Swiss director Baran bo Odar has delivered a strange piece of pulpy fun with this remake of the 2011 Franco-Belgian thriller Sleepless Night. The problem is there’s less than nothing beneath its veneer of cop-movie cliches, so that fun doesn’t carry things very far on its own. What you see is effectively what you get. While Odar takes a valiant stab at aping Michael Mann or Antoine Fuqua with his neo-noir narrative, his capacity as a visual stylist falls distinctly short of his aspirations.
The most glaring problem with Sleepless is in its scripting. It’s difficult for me to say with any certainty whether the plot or the dialogue is more egregiously offensive, but the two function in concert to create an effect of almost breathtaking banality. As someone with a deep affinity for B movies, I fully embrace the tendency for such films to work in spite of their narrative shortcomings. But Sleepless never quite pulls off that particular balancing act. At least it’s a stripped-down film with efficient pacing (although it still manages to drag a bit in the second act), but the utter absurdity of the story should deter all but the most ardent genre completists. Straight Outta Compton screenwriter Andrea Berloff is clearly phoning it in to the great detriment of a cast that deserved better.
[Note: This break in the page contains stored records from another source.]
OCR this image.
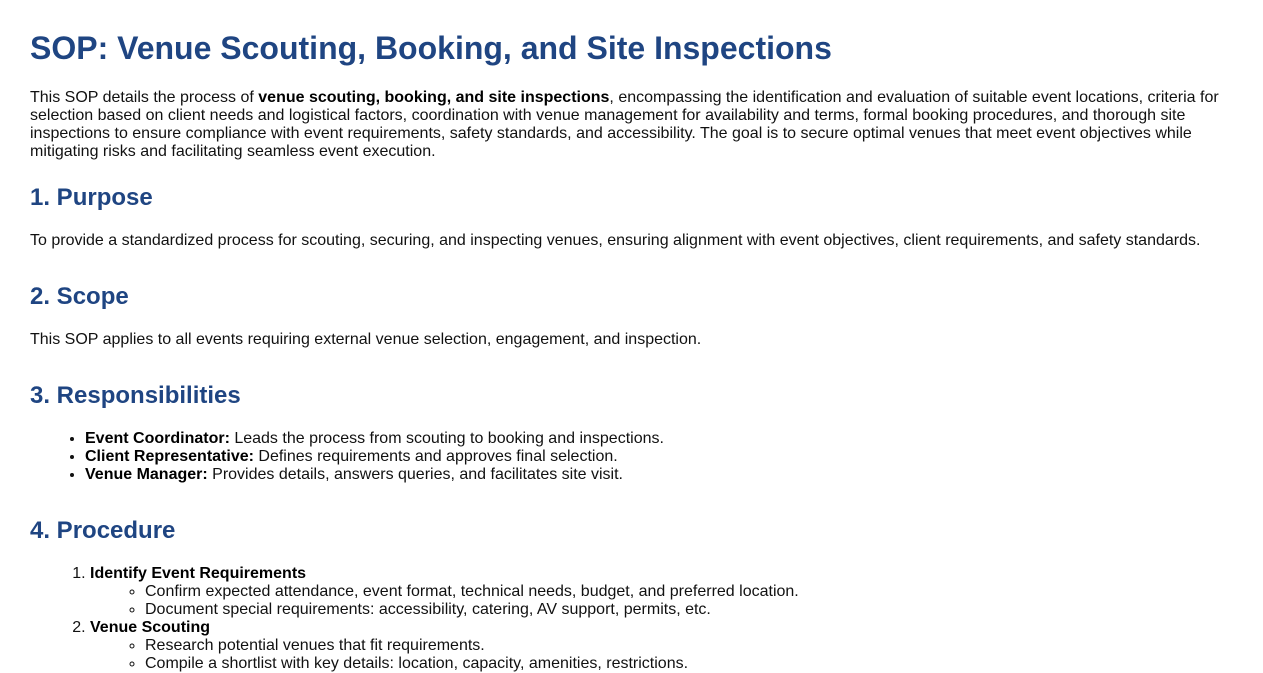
SOP: Venue Scouting, Booking, and Site Inspections

This SOP details the process of venue scouting, booking, and site inspections, encompassing the identification and evaluation of suitable event locations, criteria for selection based on client needs and logistical factors, coordination with venue management for availability and terms, formal booking procedures, and thorough site inspections to ensure compliance with event requirements, safety standards, and accessibility. The goal is to secure optimal venues that meet event objectives while mitigating risks and facilitating seamless event execution.

1. Purpose

To provide a standardized process for scouting, securing, and inspecting venues, ensuring alignment with event objectives, client requirements, and safety standards.

2. Scope

This SOP applies to all events requiring external venue selection, engagement, and inspection.

3. Responsibilities
• Event Coordinator: Leads the process from scouting to booking and inspections.
• Client Representative: Defines requirements and approves final selection.
• Venue Manager: Provides details, answers queries, and facilitates site visit.
4. Procedure
1. Identify Event Requirements
◦ Confirm expected attendance, event format, technical needs, budget, and preferred location.
◦ Document special requirements: accessibility, catering, AV support, permits, etc.
2. Venue Scouting
◦ Research potential venues that fit requirements.
◦ Compile a shortlist with key details: location, capacity, amenities, restrictions.
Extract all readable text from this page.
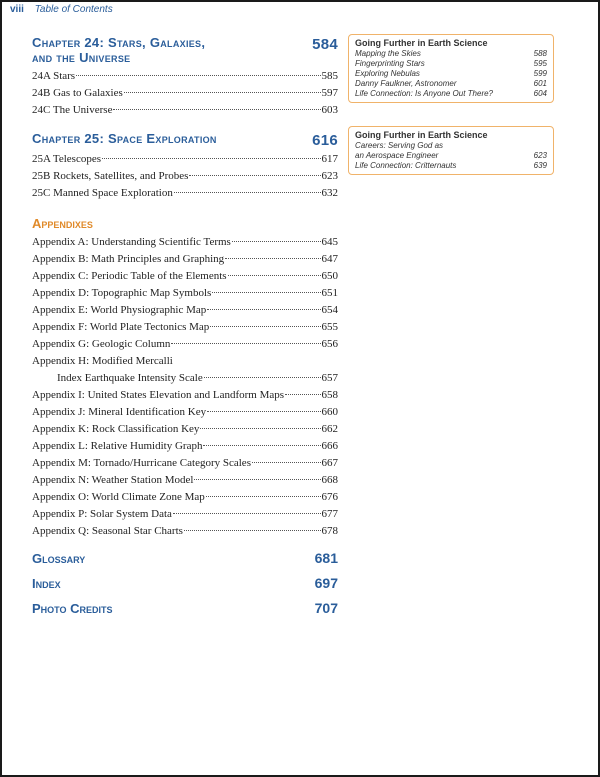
viii Table of Contents
Chapter 24: Stars, Galaxies,
and the Universe
584
24A Stars	585
24B Gas to Galaxies	597
24C The Universe	603
Chapter 25: Space Exploration	616
25A Telescopes	617
25B Rockets, Satellites, and Probes	623
25C Manned Space Exploration	632
Appendixes
Appendix A: Understanding Scientific Terms	645
Appendix B: Math Principles and Graphing	647
Appendix C: Periodic Table of the Elements	650
Appendix D: Topographic Map Symbols	651
Appendix E: World Physiographic Map	654
Appendix F: World Plate Tectonics Map	655
Appendix G: Geologic Column	656
Appendix H: Modified Mercalli
Index Earthquake Intensity Scale	657
Appendix I: United States Elevation and Landform Maps	658
Appendix J: Mineral Identification Key	660
Appendix K: Rock Classification Key	662
Appendix L: Relative Humidity Graph	666
Appendix M: Tornado/Hurricane Category Scales	667
Appendix N: Weather Station Model	668
Appendix O: World Climate Zone Map	676
Appendix P: Solar System Data	677
Appendix Q: Seasonal Star Charts	678
Glossary	681
Index	697
Photo Credits	707
Going Further in Earth Science
Mapping the Skies	588
Fingerprinting Stars	595
Exploring Nebulas	599
Danny Faulkner, Astronomer	601
Life Connection: Is Anyone Out There?	604
Going Further in Earth Science
Careers: Serving God as
an Aerospace Engineer	623
Life Connection: Critternauts	639
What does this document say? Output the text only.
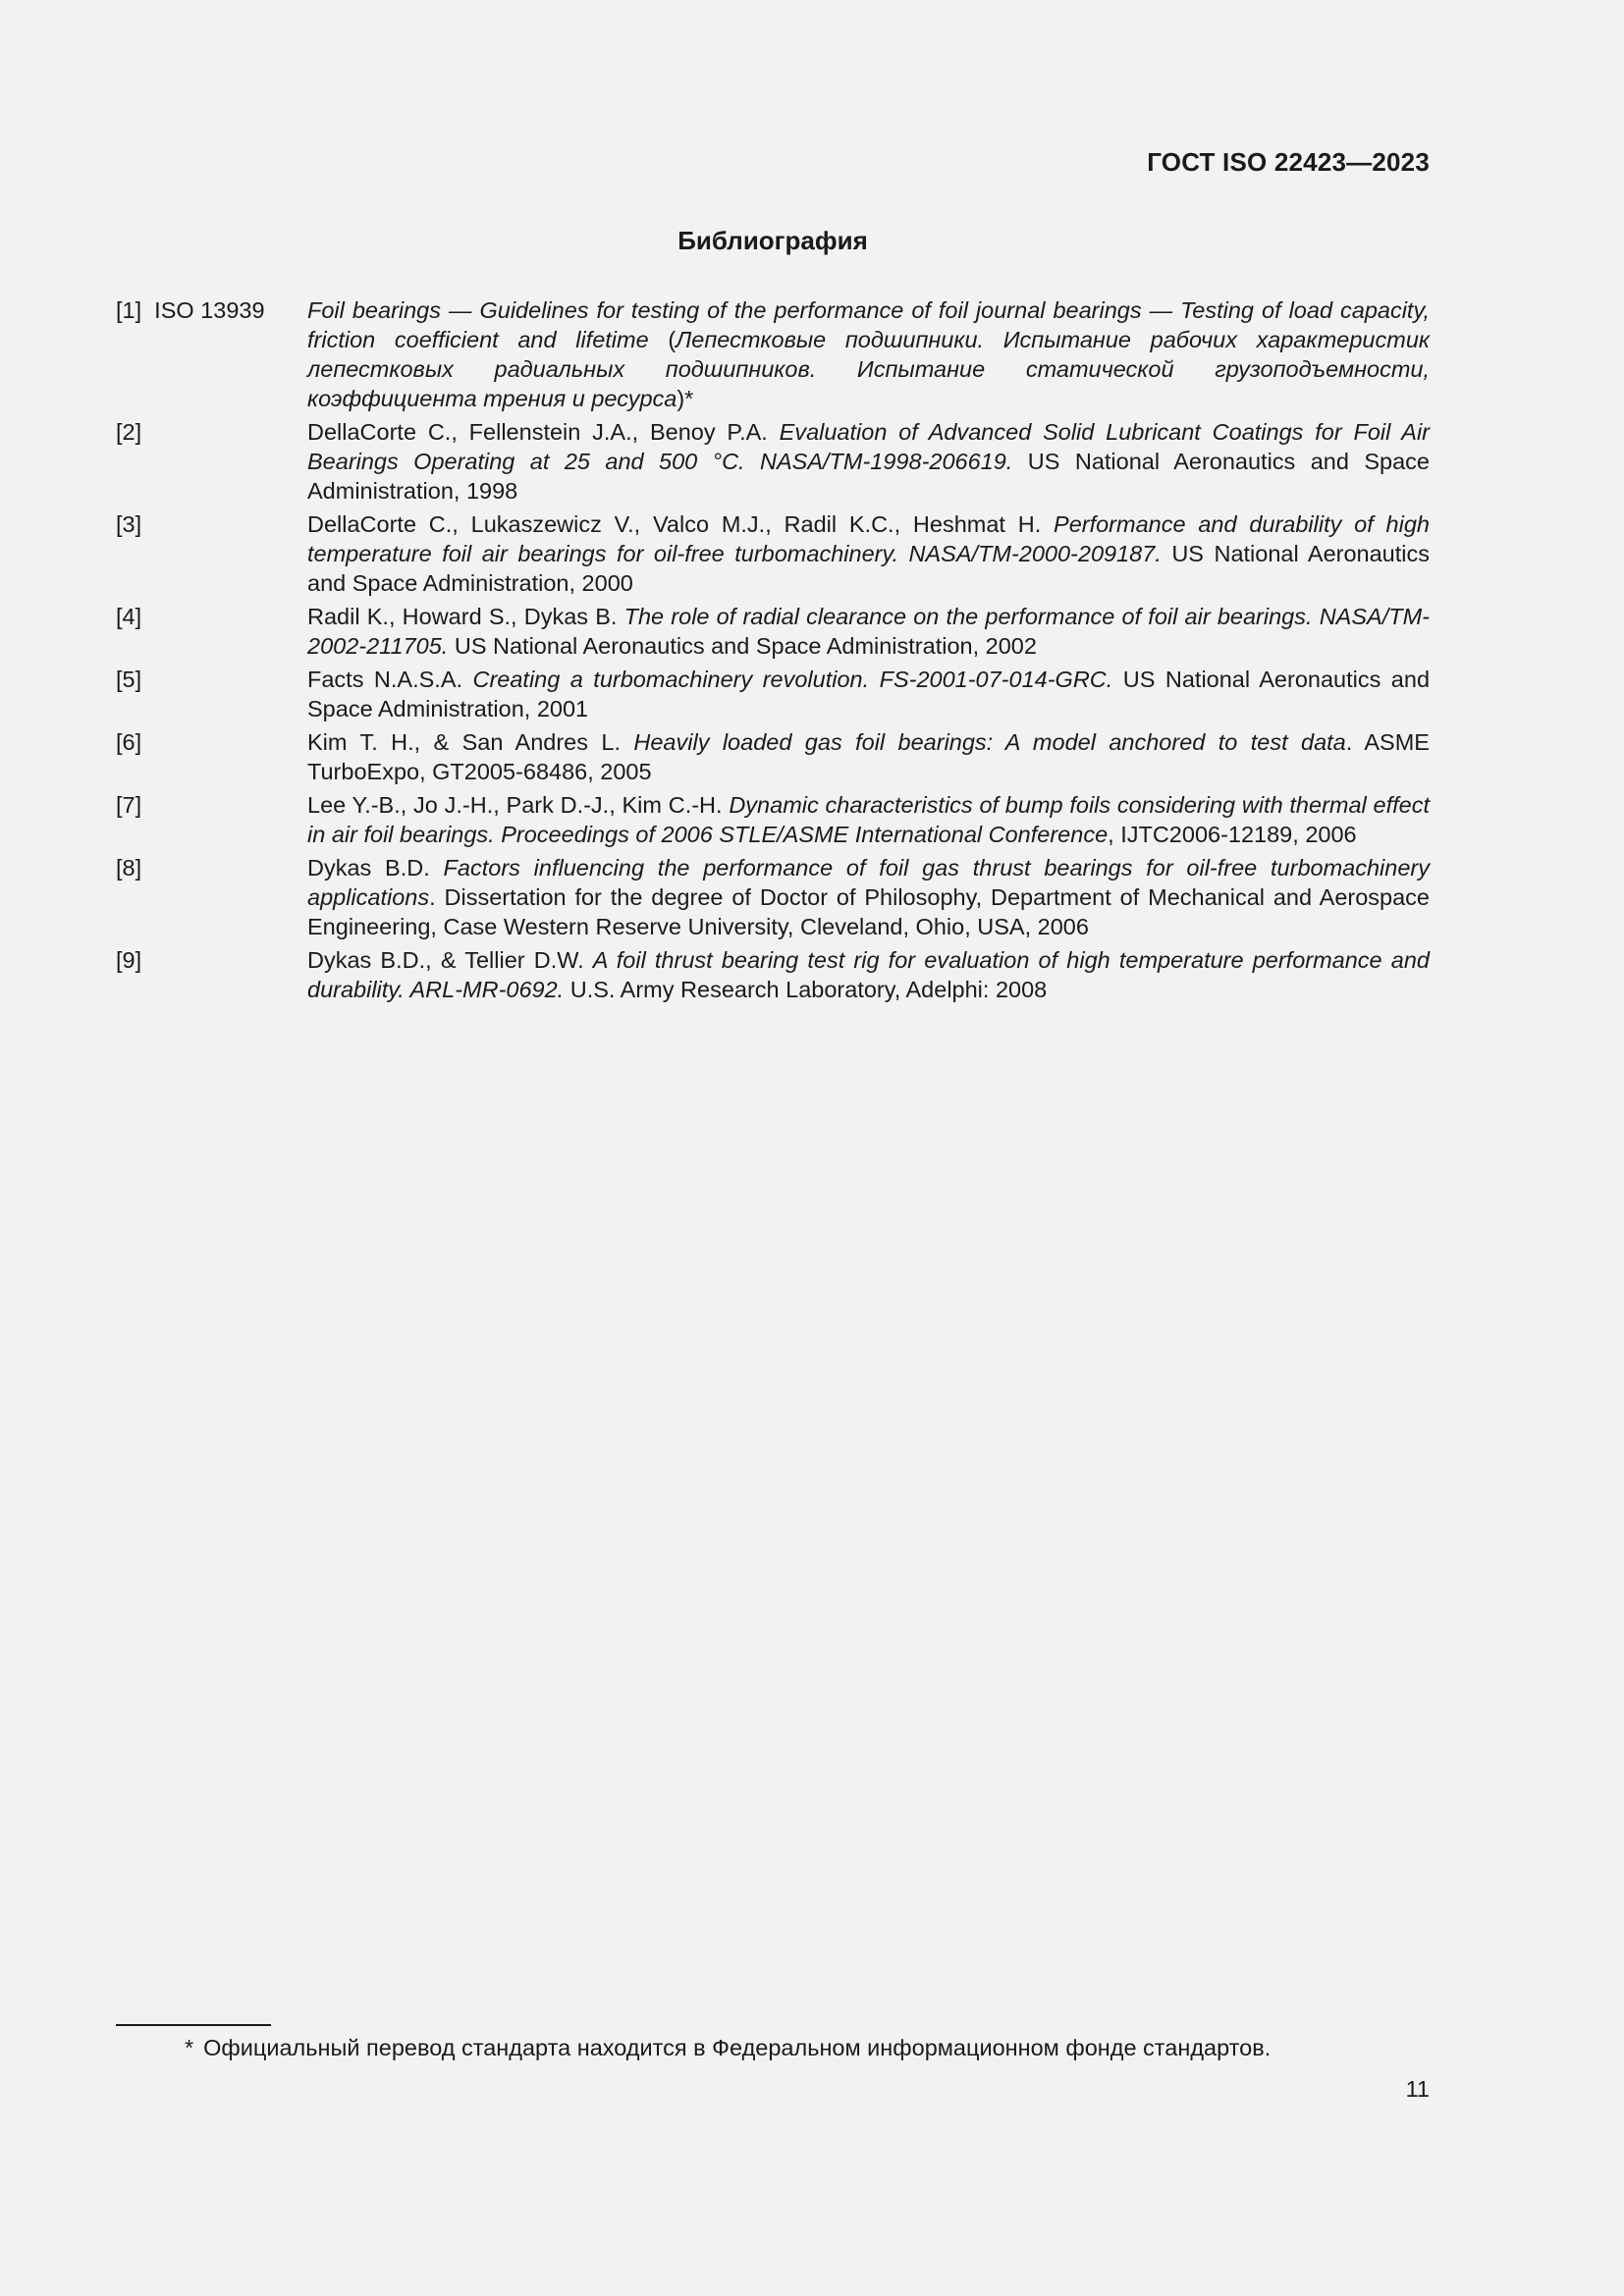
ГОСТ ISO 22423—2023
Библиография
[1]  ISO 13939	Foil bearings — Guidelines for testing of the performance of foil journal bearings — Testing of load capacity, friction coefficient and lifetime (Лепестковые подшипники. Испытание рабочих характеристик лепестковых радиальных подшипников. Испытание статической грузоподъемности, коэффициента трения и ресурса)*
[2]	DellaCorte C., Fellenstein J.A., Benoy P.A. Evaluation of Advanced Solid Lubricant Coatings for Foil Air Bearings Operating at 25 and 500 °C. NASA/TM-1998-206619. US National Aeronautics and Space Administration, 1998
[3]	DellaCorte C., Lukaszewicz V., Valco M.J., Radil K.C., Heshmat H. Performance and durability of high temperature foil air bearings for oil-free turbomachinery. NASA/TM-2000-209187. US National Aeronautics and Space Administration, 2000
[4]	Radil K., Howard S., Dykas B. The role of radial clearance on the performance of foil air bearings. NASA/TM-2002-211705. US National Aeronautics and Space Administration, 2002
[5]	Facts N.A.S.A. Creating a turbomachinery revolution. FS-2001-07-014-GRC. US National Aeronautics and Space Administration, 2001
[6]	Kim T. H., & San Andres L. Heavily loaded gas foil bearings: A model anchored to test data. ASME TurboExpo, GT2005-68486, 2005
[7]	Lee Y.-B., Jo J.-H., Park D.-J., Kim C.-H. Dynamic characteristics of bump foils considering with thermal effect in air foil bearings. Proceedings of 2006 STLE/ASME International Conference, IJTC2006-12189, 2006
[8]	Dykas B.D. Factors influencing the performance of foil gas thrust bearings for oil-free turbomachinery applications. Dissertation for the degree of Doctor of Philosophy, Department of Mechanical and Aerospace Engineering, Case Western Reserve University, Cleveland, Ohio, USA, 2006
[9]	Dykas B.D., & Tellier D.W. A foil thrust bearing test rig for evaluation of high temperature performance and durability. ARL-MR-0692. U.S. Army Research Laboratory, Adelphi: 2008
* Официальный перевод стандарта находится в Федеральном информационном фонде стандартов.
11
Remember those halcyon days of the early aughts when Jamie Foxx was nominated for two Oscars in the same year and actually took home one of them? He doesn’t, if his performance here can be taken as any indication. Foxx plays a possibly corrupt, possibly undercover, cop whose involvement in a drug theft gone awry runs him afoul of a sleazy casino owner (Dermot Mulroney), a psychotic mob-family scion (Scoot McNairy) and a hard-edged internal affairs detective (Michelle Monaghan). If Monaghan and Foxx play their one-note characters a bit too straight, McNairy and Mulroney at least recognize what kind of film they’re in and ham things up with commendable aplomb. At the end of the day, there’s little that even a cast this talented could have done to elevate a script with so little in its favor.
Seldom have I encountered such a significant sense of cognitive dissonance at the movies than I found in transitioning from the somber sublimity of Martin Scorsese’s Silence to the stupefying superficiality of Sleepless. I don’t recommend seeing these films back-to-back, but I suppose that’s an occupational hazard few others will have to risk. The limited appeal of Sleepless, such as it is, lies in its position as counterprogramming going into awards season. Those in need of a mindless thriller need look no further. After the pretension of Patriot’s Day and the seriousness of Silence, I was certainly up for a change of pace. Your mileage may vary. Rated R for strong violence and language throughout.